Immediately after Amadeus opens, Doyle will be back on a plane to oversee the transfer of his Cincinnati production of Stephen Sondheim’s Company to Broadway. “But I can do other things,” he says, “and I like to do other things, which is why it’s so exciting that I’ve been asked to direct two operas.” The Brecht-Weill opera The Rise and Fall of the City of Mahagonny in Los Angeles and Lucia di Lammermoor for Scottish Opera will both open next year.

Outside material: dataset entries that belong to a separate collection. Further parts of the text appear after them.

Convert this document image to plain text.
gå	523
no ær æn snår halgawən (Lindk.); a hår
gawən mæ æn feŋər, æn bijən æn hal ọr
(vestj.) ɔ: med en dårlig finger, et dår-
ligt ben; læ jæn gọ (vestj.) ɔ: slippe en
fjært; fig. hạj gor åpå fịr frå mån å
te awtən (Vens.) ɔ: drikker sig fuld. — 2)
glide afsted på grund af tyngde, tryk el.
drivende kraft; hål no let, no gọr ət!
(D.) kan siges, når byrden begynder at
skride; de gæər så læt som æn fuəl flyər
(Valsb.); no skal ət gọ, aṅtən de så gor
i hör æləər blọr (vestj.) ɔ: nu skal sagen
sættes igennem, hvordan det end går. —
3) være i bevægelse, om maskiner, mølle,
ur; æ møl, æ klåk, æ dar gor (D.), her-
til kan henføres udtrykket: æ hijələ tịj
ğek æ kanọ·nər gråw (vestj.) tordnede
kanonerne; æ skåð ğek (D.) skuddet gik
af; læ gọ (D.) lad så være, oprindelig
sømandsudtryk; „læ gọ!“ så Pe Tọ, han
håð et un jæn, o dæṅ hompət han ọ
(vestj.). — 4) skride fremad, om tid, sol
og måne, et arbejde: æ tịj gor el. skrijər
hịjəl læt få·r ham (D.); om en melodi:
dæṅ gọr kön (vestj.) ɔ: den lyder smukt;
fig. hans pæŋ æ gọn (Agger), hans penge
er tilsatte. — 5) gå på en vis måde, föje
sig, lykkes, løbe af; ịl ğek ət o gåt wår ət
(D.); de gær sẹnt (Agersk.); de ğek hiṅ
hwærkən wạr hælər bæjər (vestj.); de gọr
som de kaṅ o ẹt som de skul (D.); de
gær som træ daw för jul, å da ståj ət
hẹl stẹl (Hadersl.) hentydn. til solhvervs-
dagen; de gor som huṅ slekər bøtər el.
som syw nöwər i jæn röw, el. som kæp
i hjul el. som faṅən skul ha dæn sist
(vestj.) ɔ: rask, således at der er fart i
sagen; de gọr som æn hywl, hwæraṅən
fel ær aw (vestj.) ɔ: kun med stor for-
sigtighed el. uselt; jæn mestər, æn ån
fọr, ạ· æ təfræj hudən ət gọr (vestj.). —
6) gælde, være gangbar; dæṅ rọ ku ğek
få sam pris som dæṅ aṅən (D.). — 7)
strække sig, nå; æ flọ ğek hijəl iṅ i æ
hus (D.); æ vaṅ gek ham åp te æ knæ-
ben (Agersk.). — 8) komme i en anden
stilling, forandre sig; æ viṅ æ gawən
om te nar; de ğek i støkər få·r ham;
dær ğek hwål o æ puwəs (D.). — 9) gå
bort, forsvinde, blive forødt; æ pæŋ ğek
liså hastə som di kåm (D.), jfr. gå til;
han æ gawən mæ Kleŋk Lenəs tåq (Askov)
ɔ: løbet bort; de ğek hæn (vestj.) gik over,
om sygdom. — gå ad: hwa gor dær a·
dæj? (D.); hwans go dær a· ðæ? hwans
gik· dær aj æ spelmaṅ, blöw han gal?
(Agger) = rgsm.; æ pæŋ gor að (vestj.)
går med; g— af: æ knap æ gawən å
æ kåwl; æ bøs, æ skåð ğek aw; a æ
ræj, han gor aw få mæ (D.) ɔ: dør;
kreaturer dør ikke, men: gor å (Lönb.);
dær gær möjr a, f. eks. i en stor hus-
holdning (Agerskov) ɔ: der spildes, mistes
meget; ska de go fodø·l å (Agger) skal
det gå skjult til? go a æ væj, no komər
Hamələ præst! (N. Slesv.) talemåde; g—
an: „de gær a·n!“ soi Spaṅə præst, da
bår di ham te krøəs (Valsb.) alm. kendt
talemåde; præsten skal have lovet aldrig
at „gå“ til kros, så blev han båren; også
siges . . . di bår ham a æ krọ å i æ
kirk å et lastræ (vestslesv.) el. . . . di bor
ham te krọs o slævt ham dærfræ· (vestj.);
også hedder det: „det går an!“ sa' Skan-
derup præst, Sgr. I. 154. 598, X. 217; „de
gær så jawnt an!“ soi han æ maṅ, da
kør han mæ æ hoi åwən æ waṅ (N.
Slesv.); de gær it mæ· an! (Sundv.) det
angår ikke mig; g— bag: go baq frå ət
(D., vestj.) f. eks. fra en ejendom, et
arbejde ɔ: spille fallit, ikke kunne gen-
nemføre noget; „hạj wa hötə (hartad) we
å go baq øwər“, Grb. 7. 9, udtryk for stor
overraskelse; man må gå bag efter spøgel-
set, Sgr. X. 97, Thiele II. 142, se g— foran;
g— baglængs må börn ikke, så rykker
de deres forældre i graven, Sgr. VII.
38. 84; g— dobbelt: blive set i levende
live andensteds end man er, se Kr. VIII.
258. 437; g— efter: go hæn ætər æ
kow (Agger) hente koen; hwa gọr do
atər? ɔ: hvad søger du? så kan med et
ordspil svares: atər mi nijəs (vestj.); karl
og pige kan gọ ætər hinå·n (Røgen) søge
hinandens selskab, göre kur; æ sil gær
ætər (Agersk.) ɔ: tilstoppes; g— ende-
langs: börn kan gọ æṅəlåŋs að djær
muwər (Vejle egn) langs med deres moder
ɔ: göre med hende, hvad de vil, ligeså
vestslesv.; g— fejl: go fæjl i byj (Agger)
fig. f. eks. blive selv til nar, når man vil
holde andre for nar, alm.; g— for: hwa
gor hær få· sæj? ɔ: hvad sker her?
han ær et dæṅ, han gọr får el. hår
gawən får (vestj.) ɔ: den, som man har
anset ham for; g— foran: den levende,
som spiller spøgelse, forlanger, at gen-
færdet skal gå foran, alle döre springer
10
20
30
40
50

When reeling off these epic projects, Doyle’s Presbyterian eyebrows still raise in bemused disbelief. “It’s amazing, isn’t it? I do occasionally think, well how did this happen? From a council house in Inverness to the red carpets of Broadway and collaborations with Stephen Sondheim. The odd thing is that for most of my career I was considered a safe pair of hands. I ran four regional theatres and I’ve directed over 200 plays in my time, and people would say, ‘Oh, book John, he knows how to get a show together.’ And now suddenly in New York, at the age of 53, I’m considered this enfant terrible of European theatre.”

Doyle briefly thought about being a priest and also trained as a teacher. Both seem entirely possible when you meet him. If you make a mistake, he corrects you quietly but insistently. And when he speaks about revolutionising the “empty pyrotechnics” of modern musical theatre, there is also something of the missionary about him. An enfant terrible he is not. Instead he is proud to be a role model for the rewards of persistence: “I’m glad it’s taken me so long to find this kind of success, because I like being the living proof that it is never too late. For everybody out there who keeps knocking on closed doors I say keep on knocking. You just never know when the door will open.”